1. At the beginning of this session, I gave you pseudocode and a code chunk. This code generated the slopegraph representing the ratio of the fraction of women earning a doctorate to the fraction of women earning a bachelor’s degree in 2017 and 2018. At the end of the session, we reused the code to generate a line plot across all years. Can you add comments to my code to indicate what is happening at each step?
2. What is the difference between paste
and paste0
? Within paste
, what is the difference between the sep
and collapse
arguments?
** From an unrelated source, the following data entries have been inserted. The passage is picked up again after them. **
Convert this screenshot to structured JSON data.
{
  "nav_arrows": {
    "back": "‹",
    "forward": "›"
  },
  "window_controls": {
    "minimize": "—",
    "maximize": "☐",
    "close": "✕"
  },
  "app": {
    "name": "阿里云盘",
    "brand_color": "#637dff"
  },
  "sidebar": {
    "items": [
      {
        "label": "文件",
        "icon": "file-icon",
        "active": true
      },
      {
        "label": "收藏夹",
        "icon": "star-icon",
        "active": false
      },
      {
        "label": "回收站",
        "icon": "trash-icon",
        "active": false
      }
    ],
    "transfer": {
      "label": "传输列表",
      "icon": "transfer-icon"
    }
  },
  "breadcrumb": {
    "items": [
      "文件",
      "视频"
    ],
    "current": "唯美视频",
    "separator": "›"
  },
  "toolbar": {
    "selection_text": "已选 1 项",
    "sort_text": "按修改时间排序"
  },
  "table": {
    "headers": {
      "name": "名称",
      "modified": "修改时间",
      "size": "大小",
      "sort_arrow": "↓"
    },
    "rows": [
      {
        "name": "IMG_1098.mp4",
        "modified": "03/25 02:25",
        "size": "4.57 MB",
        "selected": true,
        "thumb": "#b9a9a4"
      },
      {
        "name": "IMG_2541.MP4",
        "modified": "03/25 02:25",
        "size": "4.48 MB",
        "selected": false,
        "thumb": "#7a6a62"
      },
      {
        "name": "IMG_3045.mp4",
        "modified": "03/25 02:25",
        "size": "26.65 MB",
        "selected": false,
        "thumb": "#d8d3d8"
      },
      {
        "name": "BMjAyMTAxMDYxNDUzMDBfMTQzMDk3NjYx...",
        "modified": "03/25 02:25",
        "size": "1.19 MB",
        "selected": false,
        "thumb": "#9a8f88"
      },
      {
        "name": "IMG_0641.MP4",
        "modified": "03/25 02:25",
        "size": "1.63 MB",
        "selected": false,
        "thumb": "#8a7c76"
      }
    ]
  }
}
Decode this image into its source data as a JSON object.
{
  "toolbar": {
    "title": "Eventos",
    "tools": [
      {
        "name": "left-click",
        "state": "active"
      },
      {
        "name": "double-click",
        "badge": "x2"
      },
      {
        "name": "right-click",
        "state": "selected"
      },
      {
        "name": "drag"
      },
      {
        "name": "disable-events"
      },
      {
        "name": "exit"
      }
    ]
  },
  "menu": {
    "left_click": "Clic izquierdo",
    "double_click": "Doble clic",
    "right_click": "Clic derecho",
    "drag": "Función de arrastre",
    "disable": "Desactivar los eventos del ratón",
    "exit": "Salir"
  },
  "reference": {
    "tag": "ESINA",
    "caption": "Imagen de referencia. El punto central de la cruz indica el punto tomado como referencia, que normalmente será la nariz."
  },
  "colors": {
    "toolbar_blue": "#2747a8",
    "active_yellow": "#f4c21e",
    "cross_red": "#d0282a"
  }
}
The year stub for the data between 1995 and 1999 has the format “9495”. You could manually define a vector to create these values (e.g. c("9495", "9596", "9697", "9798", "9899")
). Show how you would generate this vector using paste
or paste0
.
3. Aggregate the code needed to generate the final line plot from this session as a single R script. Quit and restart R. Run the script. Does the script generate the figure without any errors? Modify the script until it builds the figure from a fresh restart without error.